As we say “goodbye” to October 2015,this day in my neck of the woods is,as they say “one for the Ducks.”
It seems set in for the day.When it rains like this,my dogs have to be dragged outside,such is their aversion to it.
Personally,I don’t mind the rain,as it always reminds me of where I was brought up.Like many isolated places on the coast in this country,you get used to it.In fact,when I was a child,you remembered the days fro Autumn through the Winter that didn’t rain,such was the prevalence of downpours then.
Maybe,back then,you knew you had to get on with your life,so you invested in fully waterproof garments that helped you cope with theses adverse elements.As a teenager,I would walk along the beach at “Fistral”,in Newquay in driving rain ,but loving every minute of it.Those were the days in the late 1960s when the beach wasn’t the magnet for surfers good and bad that it is now.Why yes,it was,as they say,rustic at Fistral,but you could hear the Atlantic roaring,and it energised me somehow.It enabled me to get on with life,my life,as it were.

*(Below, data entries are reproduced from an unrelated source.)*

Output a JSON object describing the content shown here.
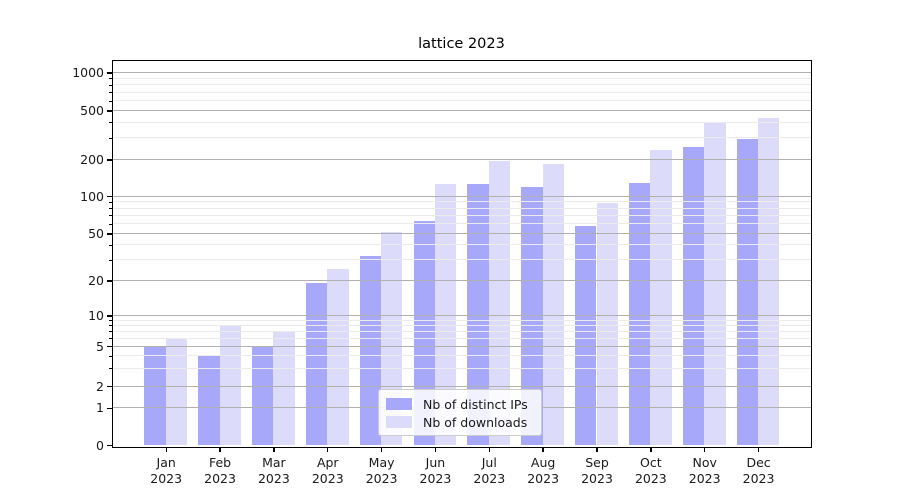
{
  "chart_data": {
    "type": "bar",
    "title": "lattice 2023",
    "categories": [
      "Jan 2023",
      "Feb 2023",
      "Mar 2023",
      "Apr 2023",
      "May 2023",
      "Jun 2023",
      "Jul 2023",
      "Aug 2023",
      "Sep 2023",
      "Oct 2023",
      "Nov 2023",
      "Dec 2023"
    ],
    "series": [
      {
        "name": "Nb of distinct IPs",
        "color": "#a8a8fa",
        "values": [
          5,
          4,
          5,
          19,
          32,
          63,
          126,
          118,
          57,
          128,
          255,
          295
        ]
      },
      {
        "name": "Nb of downloads",
        "color": "#dcdcfa",
        "values": [
          6,
          8,
          7,
          25,
          51,
          125,
          193,
          182,
          88,
          240,
          400,
          435
        ]
      }
    ],
    "yscale": "symlog",
    "yticks": [
      0,
      1,
      2,
      5,
      10,
      20,
      50,
      100,
      200,
      500,
      1000
    ],
    "minor_yticks": [
      3,
      4,
      6,
      7,
      8,
      9,
      30,
      40,
      60,
      70,
      80,
      90,
      300,
      400,
      600,
      700,
      800,
      900
    ],
    "ylim": [
      0,
      1300
    ],
    "xlabel": "",
    "ylabel": "",
    "grid": "both",
    "legend_position": "lower center",
    "colors": {
      "axis": "#000000",
      "major_grid": "#b0b0b0",
      "minor_grid": "#ebebeb",
      "text": "#1a1a1a"
    }
  }
}
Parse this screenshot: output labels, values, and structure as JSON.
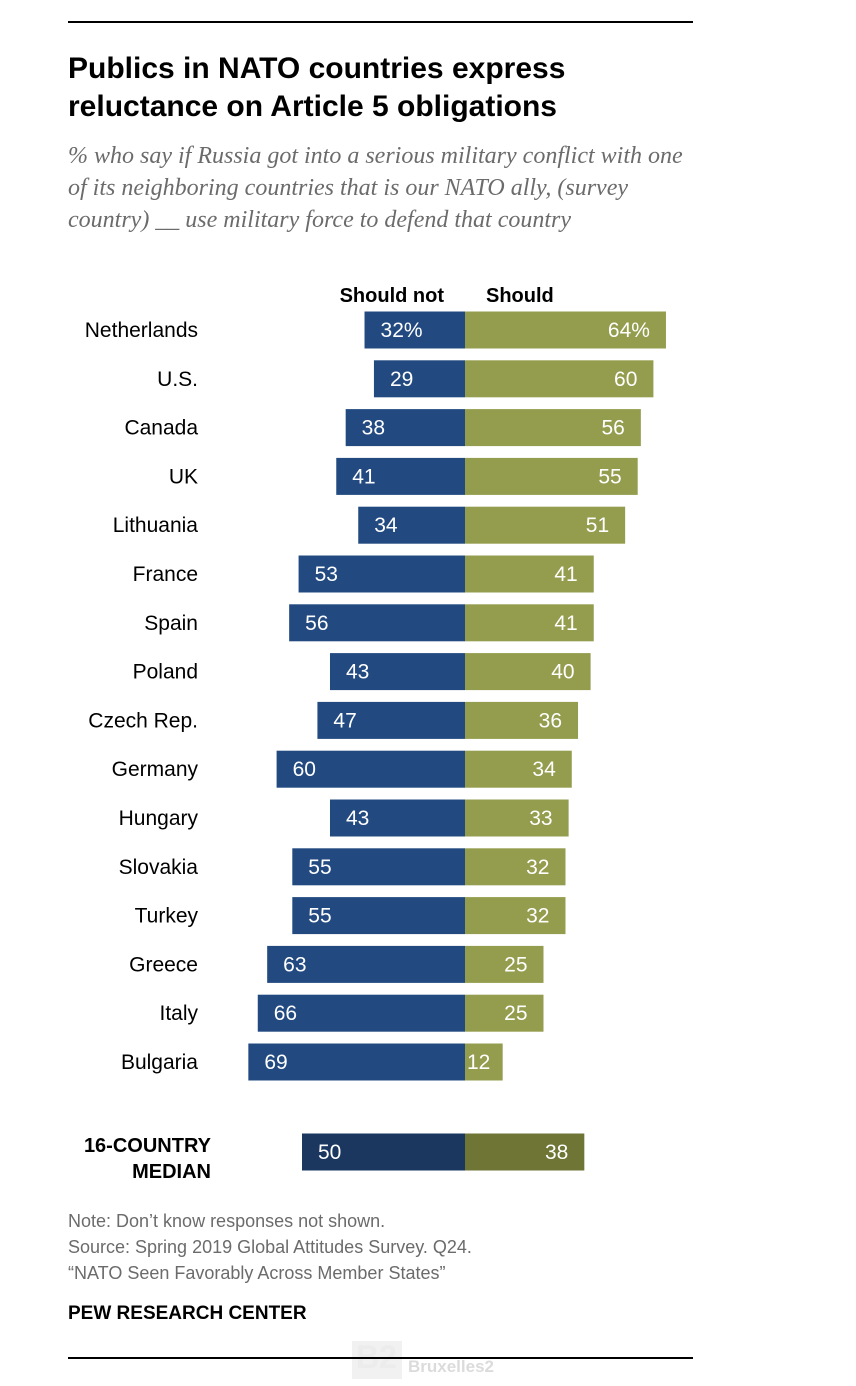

Bad Weather and Cornwall in the winter tend to go together like “fish n chips”,so you found a way of negotiating with the elements.Many a time if I caught the tides I could walk over to Crantock from Pentire-now there is a small ferry that transports over over the estuary.
Tides have a habit of playing tricks on you if your not used to them.Many times I have seen folk taken out of the beach because of rip-tides,as they can pull you underneath the water and render you completely unable to swim.Its that sort of thing that makes you cautious of the cruel sea.Those references to the sea by Iris Murdoch were never lost by me,and also from “the Tempest” too.
Sometimes the unpredictable nature of the affects of the sea have helped me through life to try to accept what this throws at you.I know that stuff happens,and sometimes very quickly,but you have to somehow accept it.When you have spent hundreds of hours watching waves you are aware of the concept of the freak wave because you have seen them,and witnessed their affect.To say that this has made me risk averse would not be true,but it has levelled me,and taught me not to take anything for granted.We don’t know as much as we would like to think.Yes,sometimes,we might exude confidence but that doesn’t completely hide our inability to really get everything right.At my age,I’m happy with that.
So now,I’m writing this at my home in Dorset and it’s still pouring with rain.Yes,folk are right,it’s in for the day.However,as I write this,I am aware of the countless people who are out in the rain because they have to earn a living in it.My relatives in Cornwall who live by the Sea and earn their living through it will be out if it isn’t too rough.Its an age old thing.Its not that they are crazy,it’s just that this is their life.
As someone who grew up in a community that had very few choices,I am very fortunate to have had some talent in music,and have had the nurturing in it to make my living through it.That isn’t the lot of my relatives down in Cornwall.
So,from thinking about the rain in Dorset,I have drifted back to a good childhood memory,and it’s a golden sands one.